Dishwashers can be an even bigger problem as drainage tubes can develop cracks after only a few years of use. If the tube is cheaply made, or if it’s not supported properly, you could be looking at a prolonged series of drips seeping into your floors.

Once you’ve found and repaired the source of the water, you can tackle the floors themselves.

Assess the Damage, then Determine What Needs to be Done

Depending on when you caught the damage, you might not have to just to completely replacing your hardwood floors. If you notice the warping early enough, or if it hasn’t progressed too far, you may have other options. Before you get in touch with your local hardwood specialists, get the lay of the land and figure out what you need to do.

Cupping and crowning are a common symptom of water damage. Moisture makes the wood expand, causing it to either rise up along the edge or the center of the boards. Sometimes all you need to do in order to restore the floor is to remove the source of water and let the floors dry out. If the warping is minor, the floor should shrink back down to it’s intended size and lie flat.

In other cases, it might be necessary to sand down the uneven edges and refinish the floor. While the process isn’t as extreme as ripping out the entire floor and replacing it, it is still pretty involved. Sanding, staining, and sealing all take time, and getting the floor back to how it used to look can be harder than you think.

The stain of your floor changes over time due to sun exposure, making matching the color tricky. Even if you get the stain to match, the edges between the old and new finish will still stand out. Sometimes the only way to get a cohesive floor is to sand and refinish the entire floor.

For serious damage, your only option is putting in new boards with the help of a professional with experience replacing hardwood floors. This person will be tasked with finding wood to best match the same kind and grain of wood, then make adjustments to match the hue and stain of the rest of the floor.

Matching the grain and hue of the floor, then seamlessly weaving it in to replace the damage planks requires skill and expertise. Homeowners within the greater Portland, Oregon area can rely on Wall2Wall Hardwoods for the help they need assessing and repairing the warping.

Be Prepared & Preventative What You Can

Replacing hardwood floors is enough to make you never want do it again. So, after your hardwood is back to its beautiful self, make sure to prevent water damage from happening again.
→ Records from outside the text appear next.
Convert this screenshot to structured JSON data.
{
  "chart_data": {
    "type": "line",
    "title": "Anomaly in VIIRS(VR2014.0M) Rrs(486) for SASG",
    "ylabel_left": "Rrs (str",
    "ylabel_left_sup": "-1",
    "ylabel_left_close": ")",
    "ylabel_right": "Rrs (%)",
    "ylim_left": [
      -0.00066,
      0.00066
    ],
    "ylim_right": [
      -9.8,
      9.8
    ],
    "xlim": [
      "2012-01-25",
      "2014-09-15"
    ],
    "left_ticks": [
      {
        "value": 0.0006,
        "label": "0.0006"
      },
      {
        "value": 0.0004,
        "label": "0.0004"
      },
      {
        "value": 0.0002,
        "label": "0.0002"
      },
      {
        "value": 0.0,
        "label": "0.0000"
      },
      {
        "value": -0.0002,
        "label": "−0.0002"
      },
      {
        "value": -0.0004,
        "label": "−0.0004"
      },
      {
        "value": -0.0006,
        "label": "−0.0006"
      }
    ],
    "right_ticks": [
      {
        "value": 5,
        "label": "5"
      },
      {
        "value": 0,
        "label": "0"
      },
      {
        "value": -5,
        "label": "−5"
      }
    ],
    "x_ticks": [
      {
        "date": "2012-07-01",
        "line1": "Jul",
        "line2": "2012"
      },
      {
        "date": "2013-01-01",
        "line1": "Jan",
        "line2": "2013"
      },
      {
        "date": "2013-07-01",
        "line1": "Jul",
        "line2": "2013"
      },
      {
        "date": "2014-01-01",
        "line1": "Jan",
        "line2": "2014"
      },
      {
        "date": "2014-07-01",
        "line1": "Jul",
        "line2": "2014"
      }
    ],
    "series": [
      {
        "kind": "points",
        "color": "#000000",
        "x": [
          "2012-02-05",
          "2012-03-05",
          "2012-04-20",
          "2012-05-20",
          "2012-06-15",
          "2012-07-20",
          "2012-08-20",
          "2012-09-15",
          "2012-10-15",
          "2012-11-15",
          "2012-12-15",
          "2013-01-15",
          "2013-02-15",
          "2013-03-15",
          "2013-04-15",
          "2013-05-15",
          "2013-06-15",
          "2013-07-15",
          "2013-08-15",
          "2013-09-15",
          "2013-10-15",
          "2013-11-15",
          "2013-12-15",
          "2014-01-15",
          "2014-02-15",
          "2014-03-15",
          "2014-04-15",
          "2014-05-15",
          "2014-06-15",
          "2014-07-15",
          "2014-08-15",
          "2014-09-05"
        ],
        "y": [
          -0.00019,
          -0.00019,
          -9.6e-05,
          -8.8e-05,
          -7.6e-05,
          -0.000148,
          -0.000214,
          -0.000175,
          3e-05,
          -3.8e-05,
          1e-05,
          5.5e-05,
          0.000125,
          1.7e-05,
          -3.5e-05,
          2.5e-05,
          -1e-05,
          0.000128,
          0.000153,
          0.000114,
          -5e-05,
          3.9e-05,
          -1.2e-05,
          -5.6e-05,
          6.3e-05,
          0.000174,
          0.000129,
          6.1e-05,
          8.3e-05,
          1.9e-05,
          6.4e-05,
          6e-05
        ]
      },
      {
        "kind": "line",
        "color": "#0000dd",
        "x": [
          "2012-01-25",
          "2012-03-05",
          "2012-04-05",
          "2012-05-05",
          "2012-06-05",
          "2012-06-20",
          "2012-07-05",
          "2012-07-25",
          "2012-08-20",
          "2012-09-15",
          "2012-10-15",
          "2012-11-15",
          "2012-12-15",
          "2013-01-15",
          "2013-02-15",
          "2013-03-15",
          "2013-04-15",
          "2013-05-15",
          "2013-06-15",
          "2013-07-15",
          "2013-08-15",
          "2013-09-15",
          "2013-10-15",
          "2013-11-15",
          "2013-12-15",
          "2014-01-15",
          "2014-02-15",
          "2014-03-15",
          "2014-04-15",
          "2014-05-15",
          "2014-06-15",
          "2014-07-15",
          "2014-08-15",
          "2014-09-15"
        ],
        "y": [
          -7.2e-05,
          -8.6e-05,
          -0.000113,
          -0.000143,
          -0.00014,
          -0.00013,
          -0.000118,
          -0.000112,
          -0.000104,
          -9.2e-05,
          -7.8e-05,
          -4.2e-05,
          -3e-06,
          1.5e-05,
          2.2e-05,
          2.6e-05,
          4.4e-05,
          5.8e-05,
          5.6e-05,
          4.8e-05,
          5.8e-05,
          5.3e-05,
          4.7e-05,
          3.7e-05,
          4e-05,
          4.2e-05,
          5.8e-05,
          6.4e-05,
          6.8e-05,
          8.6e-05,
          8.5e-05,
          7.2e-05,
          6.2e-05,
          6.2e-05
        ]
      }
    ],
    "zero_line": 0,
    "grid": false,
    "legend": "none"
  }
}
Keep an eye on potential sources for leaks. Be sure that any cracks in your doors or windows are tightly sealed before wet seasons, and be aware of any unintentional moisture being brought into the house by people.

Don’t let wet rain jackets drip on the floor all autumn long and use a shower mat to keep the bathroom floor from accumulating moisture. Check your appliances regularly for any cracks or leaks, and also proactively repairing any damage to pipes or tubing. All it takes is one steady drip over time to ruin your beautiful hardwood floors, so it’s up to you to be vigilant and nip the disaster in the bud.

But don’t worry. With some maintenance and a little foresight, your flooring will stay gorgeous for years to come!